Он сел, но без особой охоты. Чувствуя себя полным идиотом, попытался удержать на колене хрупкое блюдечко, потом опомнился и поставил его на стол. Пепельницы не было видно, и он подавил желание закурить.

Он не прислушивался к разговору, пока голос Эйджи не зазвенел от возбуждения. Тогда он слегка улыбнулся. Она рьяно бралась за любое дело, словно матрос-первогодок. Боже мой, как ему нравилось слушать ее нетерпеливый голос! Сколько раз за последние дни ему приходилось звонить ей?

Слишком часто, признался он самому себе. Чем-то эта леди задела его за живое, и он сам не знал, хочет ли освободиться или предпочитает быть у нее на крючке. Ему пришлось напомнить себе, что сейчас не время и не место думать о том, что его влечет к ней. Сейчас надо думать о Майкле. Только о Майкле, ни о ком другом!

Понятное дело, братец сопротивляется, но она от него не отстанет. Когда она вдруг горячо заговорила по-литовски, он чуть не уронил на стол фигурку злобной кобры, которую взял от нечего делать. Почему-то этот язык сводил его с ума.

– Так,– удовлетворенно сказала она, сломив сопротивление брата.– Я у тебя в долгу, Джон.– Она засмеялась, и от этого довольного, полнокровного смеха внутри у Олафа что-то вспыхнуло.– Хорошо-хорошо, значит, дважды в долгу!

Она повесила трубку. Олаф в это время любовался ее стройными ногами в чулках цвета хаки. Когда ее колени соприкасались, нейлон возбуждающе шуршал...

– Джон с напарником собираются обойти все известные им притоны «каннибалов». Если они найдут Майкла, то позвонят нам.

– Значит, будем ждать?

– Будем ждать.– Она поднялась и вынула из ящика стола чистый блокнот.– Чтобы скоротать время, расскажите мне о прошлом Майкла. Вы говорили, что его мать умерла, когда ему было двенадцать лет. А кто был его отцом?
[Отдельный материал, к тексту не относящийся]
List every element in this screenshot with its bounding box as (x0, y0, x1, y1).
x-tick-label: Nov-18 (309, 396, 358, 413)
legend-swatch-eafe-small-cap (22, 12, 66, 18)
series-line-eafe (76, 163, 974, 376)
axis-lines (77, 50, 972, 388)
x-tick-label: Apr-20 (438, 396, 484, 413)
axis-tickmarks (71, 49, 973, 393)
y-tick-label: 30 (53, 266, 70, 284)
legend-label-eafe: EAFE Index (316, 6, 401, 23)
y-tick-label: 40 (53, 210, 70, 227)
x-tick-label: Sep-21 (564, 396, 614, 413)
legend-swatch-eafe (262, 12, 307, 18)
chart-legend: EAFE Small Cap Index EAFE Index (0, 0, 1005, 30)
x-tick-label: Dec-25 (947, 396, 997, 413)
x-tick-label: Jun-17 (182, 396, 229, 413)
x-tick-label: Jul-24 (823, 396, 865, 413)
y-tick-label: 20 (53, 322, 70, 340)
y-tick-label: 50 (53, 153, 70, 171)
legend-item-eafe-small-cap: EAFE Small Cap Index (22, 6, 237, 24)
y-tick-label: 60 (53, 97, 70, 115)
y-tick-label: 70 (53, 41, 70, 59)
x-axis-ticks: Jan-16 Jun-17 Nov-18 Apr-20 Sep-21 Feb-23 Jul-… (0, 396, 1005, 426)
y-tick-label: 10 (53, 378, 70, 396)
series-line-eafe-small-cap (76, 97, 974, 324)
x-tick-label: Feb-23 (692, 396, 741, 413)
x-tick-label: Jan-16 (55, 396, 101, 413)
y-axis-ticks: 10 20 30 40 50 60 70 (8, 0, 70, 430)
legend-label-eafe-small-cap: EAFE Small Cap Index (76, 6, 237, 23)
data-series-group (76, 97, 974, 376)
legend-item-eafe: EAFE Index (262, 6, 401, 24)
– Его мать не была замужем.– Олаф инстинктивно полез за сигаретами, но вовремя спохватился. Поняв его жест, Эйджи снова поднялась и откуда-то извлекла пепельницу с отбитым краем.– Благодарю.– Приободрившись, он прикурил, по привычке прикрывая огонь сложенными ковшиком ладонями.– Лайзе было лет восемнадцать, когда она забеременела, но ее парень не пожелал заводить семью. Он смылся и бросил ее на произвол судьбы. Вскоре она родила и делала для Майкла все, что могла. Однажды она пришла в бар узнать насчет работы, и отец нанял ее.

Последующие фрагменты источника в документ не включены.